Quilici fu scrittore e divulgatore, ma soprattutto precursore della documentaristica italiana, arte poco valorizzata nel nostro panorama mediatico. Quello che oggi viene girato con ingenti budget e grandi mezzi tecnologici dalle case di produzione internazionali, come Nat.Geo o Bbc, lui lo aveva già realizzato decenni prima, con l’entusiasmo dell’innovatore e l’abilità dell’artigiano. Tra i primi comprese le potenzialità narrative dell’esotico, delle bellezze naturali, soprattutto del mondo marino, che amava e frequentava da esperto subacqueo. Fu uomo coraggioso e ammiratore del coraggio altrui, come quello dei missionari religiosi che gli capitò di incontrare nelle terre lontane da lui visitate. 

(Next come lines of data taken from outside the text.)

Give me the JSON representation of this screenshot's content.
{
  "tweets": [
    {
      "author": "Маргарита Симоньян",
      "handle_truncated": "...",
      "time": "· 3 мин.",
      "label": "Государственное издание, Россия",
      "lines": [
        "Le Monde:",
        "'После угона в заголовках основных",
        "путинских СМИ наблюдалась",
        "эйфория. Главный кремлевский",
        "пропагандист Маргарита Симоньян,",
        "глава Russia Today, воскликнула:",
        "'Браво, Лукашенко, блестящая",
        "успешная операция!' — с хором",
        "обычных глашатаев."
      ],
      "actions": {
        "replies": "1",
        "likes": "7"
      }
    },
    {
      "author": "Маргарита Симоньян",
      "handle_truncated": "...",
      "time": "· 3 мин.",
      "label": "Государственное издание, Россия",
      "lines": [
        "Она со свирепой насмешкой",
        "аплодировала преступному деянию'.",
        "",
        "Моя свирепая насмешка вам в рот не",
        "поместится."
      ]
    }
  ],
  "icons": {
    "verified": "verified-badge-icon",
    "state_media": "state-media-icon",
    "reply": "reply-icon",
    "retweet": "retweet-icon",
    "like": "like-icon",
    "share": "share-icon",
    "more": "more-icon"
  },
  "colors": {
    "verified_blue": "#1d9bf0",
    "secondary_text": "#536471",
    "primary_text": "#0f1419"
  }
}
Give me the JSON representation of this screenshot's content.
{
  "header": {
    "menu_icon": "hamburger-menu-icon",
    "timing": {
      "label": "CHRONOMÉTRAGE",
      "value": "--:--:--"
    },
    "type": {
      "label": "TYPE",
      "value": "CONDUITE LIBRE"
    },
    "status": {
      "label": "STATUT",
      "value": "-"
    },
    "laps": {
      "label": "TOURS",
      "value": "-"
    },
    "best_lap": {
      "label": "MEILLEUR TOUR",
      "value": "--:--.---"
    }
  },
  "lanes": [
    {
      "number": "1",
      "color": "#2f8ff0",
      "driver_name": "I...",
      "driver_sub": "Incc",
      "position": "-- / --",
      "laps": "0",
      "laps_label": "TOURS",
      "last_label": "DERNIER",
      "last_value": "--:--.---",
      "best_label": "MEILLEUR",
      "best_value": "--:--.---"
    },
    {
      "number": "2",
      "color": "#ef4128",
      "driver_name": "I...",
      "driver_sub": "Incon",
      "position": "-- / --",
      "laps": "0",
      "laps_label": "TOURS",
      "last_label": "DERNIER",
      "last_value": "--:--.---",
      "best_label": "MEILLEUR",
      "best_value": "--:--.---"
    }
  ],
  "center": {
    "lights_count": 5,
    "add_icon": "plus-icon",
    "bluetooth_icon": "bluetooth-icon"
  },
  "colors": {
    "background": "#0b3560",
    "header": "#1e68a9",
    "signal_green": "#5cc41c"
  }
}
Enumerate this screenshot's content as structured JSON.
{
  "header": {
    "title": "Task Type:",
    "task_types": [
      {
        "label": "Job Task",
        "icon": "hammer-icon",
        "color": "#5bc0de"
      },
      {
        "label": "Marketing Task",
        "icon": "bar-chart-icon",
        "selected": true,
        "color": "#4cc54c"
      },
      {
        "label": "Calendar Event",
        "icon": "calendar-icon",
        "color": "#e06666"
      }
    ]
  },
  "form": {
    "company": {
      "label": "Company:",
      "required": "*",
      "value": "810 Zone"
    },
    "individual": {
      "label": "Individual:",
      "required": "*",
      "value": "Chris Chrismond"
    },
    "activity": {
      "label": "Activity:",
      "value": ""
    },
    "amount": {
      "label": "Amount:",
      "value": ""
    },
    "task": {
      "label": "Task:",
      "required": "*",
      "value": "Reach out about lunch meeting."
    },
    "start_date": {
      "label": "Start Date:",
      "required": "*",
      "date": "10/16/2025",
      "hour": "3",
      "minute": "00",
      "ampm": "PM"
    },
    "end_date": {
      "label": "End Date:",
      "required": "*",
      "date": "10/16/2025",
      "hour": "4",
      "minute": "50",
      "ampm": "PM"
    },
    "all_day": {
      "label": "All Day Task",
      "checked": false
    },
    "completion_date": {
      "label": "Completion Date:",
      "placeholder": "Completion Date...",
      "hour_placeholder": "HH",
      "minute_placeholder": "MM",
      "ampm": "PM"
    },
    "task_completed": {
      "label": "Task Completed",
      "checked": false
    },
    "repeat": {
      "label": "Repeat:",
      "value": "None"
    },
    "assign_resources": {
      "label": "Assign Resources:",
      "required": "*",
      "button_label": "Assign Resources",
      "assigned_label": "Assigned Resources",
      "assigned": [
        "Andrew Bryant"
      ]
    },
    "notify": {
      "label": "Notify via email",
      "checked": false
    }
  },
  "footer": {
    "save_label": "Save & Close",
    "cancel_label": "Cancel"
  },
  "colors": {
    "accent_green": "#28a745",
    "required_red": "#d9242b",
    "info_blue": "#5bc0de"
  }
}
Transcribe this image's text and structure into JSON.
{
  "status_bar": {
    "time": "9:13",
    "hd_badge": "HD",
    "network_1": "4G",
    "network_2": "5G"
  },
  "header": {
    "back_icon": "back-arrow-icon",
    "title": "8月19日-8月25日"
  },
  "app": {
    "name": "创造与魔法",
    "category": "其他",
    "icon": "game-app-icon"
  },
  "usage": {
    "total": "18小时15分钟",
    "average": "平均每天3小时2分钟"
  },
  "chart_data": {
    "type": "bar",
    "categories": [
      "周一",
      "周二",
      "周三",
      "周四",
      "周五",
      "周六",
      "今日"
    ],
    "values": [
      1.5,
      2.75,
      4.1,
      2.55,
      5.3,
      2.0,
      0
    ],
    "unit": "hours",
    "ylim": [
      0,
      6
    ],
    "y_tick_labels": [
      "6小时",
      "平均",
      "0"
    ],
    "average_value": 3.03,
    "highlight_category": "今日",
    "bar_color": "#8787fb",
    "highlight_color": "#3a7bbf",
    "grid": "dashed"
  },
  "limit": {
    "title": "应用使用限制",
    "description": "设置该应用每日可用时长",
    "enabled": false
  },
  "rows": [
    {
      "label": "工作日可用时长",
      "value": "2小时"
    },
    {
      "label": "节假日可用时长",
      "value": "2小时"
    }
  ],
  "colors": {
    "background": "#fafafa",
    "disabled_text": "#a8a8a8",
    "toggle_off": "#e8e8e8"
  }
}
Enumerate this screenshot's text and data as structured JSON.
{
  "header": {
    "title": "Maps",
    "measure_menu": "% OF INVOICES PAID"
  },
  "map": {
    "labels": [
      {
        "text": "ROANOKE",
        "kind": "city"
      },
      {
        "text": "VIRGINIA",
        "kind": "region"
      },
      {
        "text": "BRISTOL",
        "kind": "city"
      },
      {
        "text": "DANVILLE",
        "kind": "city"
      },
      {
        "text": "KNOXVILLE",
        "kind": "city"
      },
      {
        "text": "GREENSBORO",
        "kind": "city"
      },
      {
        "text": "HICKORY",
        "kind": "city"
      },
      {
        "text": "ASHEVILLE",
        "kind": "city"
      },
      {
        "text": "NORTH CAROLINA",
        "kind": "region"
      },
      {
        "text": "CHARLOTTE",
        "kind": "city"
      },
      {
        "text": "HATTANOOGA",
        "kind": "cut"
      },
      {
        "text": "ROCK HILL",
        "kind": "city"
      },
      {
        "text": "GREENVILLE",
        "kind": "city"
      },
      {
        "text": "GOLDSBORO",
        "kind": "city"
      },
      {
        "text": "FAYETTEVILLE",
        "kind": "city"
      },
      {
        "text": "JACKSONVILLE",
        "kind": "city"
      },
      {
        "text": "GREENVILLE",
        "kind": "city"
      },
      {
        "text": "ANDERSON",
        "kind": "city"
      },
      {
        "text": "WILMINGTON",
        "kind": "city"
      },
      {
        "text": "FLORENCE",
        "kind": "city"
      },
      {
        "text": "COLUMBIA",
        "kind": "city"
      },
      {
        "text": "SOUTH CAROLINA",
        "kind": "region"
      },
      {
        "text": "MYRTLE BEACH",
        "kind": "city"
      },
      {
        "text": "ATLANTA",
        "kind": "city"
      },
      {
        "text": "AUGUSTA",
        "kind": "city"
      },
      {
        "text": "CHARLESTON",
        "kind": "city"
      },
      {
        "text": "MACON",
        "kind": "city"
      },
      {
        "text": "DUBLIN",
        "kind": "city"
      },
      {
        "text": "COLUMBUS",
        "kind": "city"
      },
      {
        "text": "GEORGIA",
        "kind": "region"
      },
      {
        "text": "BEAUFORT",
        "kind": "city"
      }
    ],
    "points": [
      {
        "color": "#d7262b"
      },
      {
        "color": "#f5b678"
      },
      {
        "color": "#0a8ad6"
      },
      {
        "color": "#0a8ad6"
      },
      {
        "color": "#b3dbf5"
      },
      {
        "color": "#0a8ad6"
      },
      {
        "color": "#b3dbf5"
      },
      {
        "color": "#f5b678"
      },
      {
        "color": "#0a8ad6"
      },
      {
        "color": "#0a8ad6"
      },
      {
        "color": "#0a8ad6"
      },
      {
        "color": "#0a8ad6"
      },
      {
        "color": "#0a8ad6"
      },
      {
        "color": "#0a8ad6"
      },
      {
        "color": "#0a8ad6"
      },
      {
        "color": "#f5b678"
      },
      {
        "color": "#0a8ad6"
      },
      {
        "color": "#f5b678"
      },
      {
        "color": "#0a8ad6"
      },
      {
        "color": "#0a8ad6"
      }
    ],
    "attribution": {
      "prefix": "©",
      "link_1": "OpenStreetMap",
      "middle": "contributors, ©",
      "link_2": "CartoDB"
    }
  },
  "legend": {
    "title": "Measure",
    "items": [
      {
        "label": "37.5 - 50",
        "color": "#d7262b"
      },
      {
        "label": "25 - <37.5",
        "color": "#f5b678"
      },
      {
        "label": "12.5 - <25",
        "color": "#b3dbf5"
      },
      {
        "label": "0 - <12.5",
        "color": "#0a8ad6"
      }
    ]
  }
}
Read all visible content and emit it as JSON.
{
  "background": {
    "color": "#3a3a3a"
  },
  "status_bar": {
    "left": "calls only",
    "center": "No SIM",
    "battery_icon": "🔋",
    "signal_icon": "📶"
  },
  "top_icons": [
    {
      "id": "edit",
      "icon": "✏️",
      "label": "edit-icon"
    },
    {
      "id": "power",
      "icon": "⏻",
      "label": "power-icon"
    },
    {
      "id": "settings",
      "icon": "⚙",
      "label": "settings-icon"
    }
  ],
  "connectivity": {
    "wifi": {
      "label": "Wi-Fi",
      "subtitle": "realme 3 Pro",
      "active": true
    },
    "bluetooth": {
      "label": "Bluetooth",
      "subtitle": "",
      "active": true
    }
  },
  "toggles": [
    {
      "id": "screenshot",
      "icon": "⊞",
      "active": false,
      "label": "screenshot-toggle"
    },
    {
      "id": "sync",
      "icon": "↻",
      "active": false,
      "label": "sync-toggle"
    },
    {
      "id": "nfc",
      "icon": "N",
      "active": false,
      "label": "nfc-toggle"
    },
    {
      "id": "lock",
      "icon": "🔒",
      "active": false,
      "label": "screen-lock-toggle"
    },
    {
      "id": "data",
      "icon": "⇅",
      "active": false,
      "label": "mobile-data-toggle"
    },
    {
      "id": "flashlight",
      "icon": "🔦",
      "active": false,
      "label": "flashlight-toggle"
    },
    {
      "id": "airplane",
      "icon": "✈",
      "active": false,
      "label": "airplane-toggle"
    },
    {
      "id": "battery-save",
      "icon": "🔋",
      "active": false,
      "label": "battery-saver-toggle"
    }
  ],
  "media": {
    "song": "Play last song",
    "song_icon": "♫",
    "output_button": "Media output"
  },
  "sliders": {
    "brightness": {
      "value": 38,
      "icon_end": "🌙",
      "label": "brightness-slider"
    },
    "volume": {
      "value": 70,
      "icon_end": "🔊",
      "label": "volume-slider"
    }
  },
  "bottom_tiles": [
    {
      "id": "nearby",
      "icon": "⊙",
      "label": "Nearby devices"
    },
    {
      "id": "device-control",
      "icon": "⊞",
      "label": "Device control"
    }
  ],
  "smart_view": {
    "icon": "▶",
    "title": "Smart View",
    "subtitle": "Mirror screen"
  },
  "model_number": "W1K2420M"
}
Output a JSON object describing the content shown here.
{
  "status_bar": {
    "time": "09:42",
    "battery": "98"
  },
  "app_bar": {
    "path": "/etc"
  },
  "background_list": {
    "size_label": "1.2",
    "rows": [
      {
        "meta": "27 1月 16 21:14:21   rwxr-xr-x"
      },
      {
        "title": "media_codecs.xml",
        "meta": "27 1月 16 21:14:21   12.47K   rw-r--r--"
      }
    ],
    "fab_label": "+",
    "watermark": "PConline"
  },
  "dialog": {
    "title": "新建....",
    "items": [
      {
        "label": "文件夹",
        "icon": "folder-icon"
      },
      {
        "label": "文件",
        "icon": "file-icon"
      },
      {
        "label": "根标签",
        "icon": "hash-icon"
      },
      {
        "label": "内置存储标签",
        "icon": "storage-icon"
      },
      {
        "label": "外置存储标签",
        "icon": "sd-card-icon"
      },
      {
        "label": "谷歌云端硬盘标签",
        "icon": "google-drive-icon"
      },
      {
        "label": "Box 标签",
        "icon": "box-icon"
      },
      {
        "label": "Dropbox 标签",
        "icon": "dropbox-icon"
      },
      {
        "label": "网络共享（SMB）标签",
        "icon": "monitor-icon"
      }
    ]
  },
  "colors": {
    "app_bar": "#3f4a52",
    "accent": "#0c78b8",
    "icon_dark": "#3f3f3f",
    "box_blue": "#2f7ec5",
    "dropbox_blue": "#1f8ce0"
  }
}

Con il sostegno della Esso italiana girò la serie “L’Italia vista dal cielo”, effettuando mesi di riprese aeree e poi chiamando a commentare le immagini alcune importanti firme della cultura italiana del tempo. Erano gli anni sessanta e l’invasione dei droni era di là da venire, ma egli intuì la rivoluzione che poteva portare alla documentaristica il guardare il mondo dall’alto. Un punto di vista, quello del cielo, che riassume metaforicamente desideri con-naturati nell’uomo, ma (è il paradosso) anche naturalmente impossibili. Quilici fu un grande naturalista, ma più che agli animali io lo ricordo appassionato all’uomo e alla sua avventura nel mondo, al dono di partecipare delle straordinarie bellezze della natura che ci circonda.